Il ne faut pas être naïf, les entreprises ne sont pas là pour répondre aux enjeux de l’humanité mais pour faire des bénéfices. Ce n’est ni bien ni mal, c’est comme cela que l’humanité a construit ce qu’elle pense être son bien-être, sa prospérité. Et jusqu’à présent, les tentatives d’alternatives ont échoué. Elles ont même parfois été des désastres, révélant le plus mauvais coté de l’humanité – je pense évidemment au communisme.
C’est cette raison qui me fait croire en l’humanité. Pas au marché, mais aux personnes et aux individus.
Quand j’étais enfant, ma directrice d’école est une juste. Qu’a-t-elle fait pour cela ? Très simplement ne pas avoir accepté l’inacceptable. Certes il fallait être courageux. Et c’est, dans une autre mesure, le paradigme qui nous est posé aujourd’hui : que pouvons-nous faire individuellement pour ne pas accepter l’inacceptable ?
Si nous changeons TOUS nos exigences, alors là vous verrez que les entreprises changeront. Nous devons nous révolter discrètement. Changer nos comportements et donner le bon niveau d’informations de façon à ce que les consommateurs puissent faire des choix en conscience.

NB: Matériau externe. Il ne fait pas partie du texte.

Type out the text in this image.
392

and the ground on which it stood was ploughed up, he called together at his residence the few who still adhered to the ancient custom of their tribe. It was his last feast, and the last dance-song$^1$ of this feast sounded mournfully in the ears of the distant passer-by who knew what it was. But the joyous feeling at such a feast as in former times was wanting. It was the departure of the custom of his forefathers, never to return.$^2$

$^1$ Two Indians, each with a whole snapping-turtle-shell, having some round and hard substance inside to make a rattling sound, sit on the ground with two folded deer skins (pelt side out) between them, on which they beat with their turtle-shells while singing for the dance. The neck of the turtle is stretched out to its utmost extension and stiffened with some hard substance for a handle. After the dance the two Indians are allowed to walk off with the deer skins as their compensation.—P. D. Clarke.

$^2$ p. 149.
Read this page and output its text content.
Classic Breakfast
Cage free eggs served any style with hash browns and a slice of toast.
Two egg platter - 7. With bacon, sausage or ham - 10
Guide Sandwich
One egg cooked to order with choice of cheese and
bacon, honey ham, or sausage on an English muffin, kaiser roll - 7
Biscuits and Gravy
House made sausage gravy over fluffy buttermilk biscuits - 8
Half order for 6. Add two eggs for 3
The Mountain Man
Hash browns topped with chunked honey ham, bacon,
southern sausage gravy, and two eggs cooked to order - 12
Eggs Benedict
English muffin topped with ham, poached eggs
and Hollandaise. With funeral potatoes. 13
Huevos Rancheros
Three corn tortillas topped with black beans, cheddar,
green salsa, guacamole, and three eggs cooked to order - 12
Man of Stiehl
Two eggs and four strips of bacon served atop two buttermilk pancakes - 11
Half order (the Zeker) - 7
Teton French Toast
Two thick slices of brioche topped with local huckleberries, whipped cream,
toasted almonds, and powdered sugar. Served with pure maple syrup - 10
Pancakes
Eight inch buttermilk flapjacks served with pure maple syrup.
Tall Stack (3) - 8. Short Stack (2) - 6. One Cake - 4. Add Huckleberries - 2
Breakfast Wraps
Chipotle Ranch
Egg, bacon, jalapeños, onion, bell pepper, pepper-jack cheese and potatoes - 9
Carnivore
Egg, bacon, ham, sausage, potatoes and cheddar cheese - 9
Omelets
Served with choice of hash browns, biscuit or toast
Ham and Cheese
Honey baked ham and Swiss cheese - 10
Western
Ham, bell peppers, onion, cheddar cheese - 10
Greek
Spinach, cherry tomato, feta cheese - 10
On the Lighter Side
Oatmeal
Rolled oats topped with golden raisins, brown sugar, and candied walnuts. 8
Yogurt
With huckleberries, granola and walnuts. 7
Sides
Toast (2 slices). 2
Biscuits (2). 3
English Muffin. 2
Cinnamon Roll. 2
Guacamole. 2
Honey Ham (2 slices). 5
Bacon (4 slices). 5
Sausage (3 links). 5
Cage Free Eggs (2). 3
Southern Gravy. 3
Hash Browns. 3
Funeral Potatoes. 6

Personne ne souhaite hypothéquer l’avenir de générations futures. Mais personne ne souhaite faire l’effort seul. Il nous faut créer le sentiment d’un groupe d’appartenance pour y trouver un plaisir collectif.
C’est un peu comme faire de la gym. Objectivement, faire de l’exercice seul dans son appartement c’est un peu dur, et c’est pour cela qu’on va dans une salle de sport ou que certains prennent un coach. Voyez jusqu’où sommes-nous prêts à aller pour ne pas nous sentir seuls face à l’effort ?
Alors moi, à mon échelle, je m’oppose aux capsules, avec Chacun Son Café.
Nous ne postons pas de jolies tasses de café lifestyle sur nos réseaux sociaux mais plutôt des articles, des questions, des débats : tout ce qui permet d’élever notre niveau de conscience face à cette situation inédite que nous rencontrons. J’espère que cela restera une rencontre et non un choc, car nous risquons gros. Je vous rappelle qu’il n’y a pas plus de 5 degrés de différence entre notre ère et l’ère glaciaire. Il est difficile de se dire que 5 degrés changent la face de notre planète, et c’est là toute notre difficulté. Nous ne savons pas appréhender ces problématiques. Personne n’a été formé pour cela.
Dans les années 70, il y a eu ce film mythique : “La Tour Infernale”. Quelles sont les causes de cette catastrophe ? L’entrepreneur qui a voulu faire des économies sur les matériaux. On peut très bien se dire qu’aujourd’hui la tour serait la terre et l’entrepreneur notre système de développement basé sur la croissance, puisant gratuitement les ressources que la terre nous offre et en premier lieu le pétrole. Personne ne paie la terre pour son extraction.
Il va falloir que nous apprenions à ne plus être des prédateurs diversifiés. C’est quelque chose de très nouveau : nous avons besoin de nous adapter. Nous savons tous que le temps est compté. Seulement, nous ne savons pas comment faire.
Alors, je milite pour un chemin. Je ne crois pas que seules les données chiffrées puissent faire changer les comportements.
Nous sommes encore dans une phase “d’early adopters” et c’est avec eux qu’il nous faut dialoguer et commencer à construire les premiers groupes d’appartenance, il faut mettre en place une logique de viralité. Regardez, si vous n’avez pas de portable vous êtes exclu. C’est exactement cela la viralité. Créer des groupes d’appartenance assez visible pour que la masse se sente exclue. Et là, le changement deviendra réel.
Chacun Son Café concerne le groupe des personnes qui ne consomment pas de café sous forme de capsules. Ceux qui ont compris avant les autres qu’elles ne poussaient pas dans les arbres. Qu’il s’agit d’une matière première non renouvelable, qui nécessite une transformation industrielle sophistiquée qui veut dire consommation énergétique supplémentaire, etc.
Je suis convaincu que nos gestes quotidiens sont une des clés du changement, parce qu’il n’y a pas de plan, ni de planète B.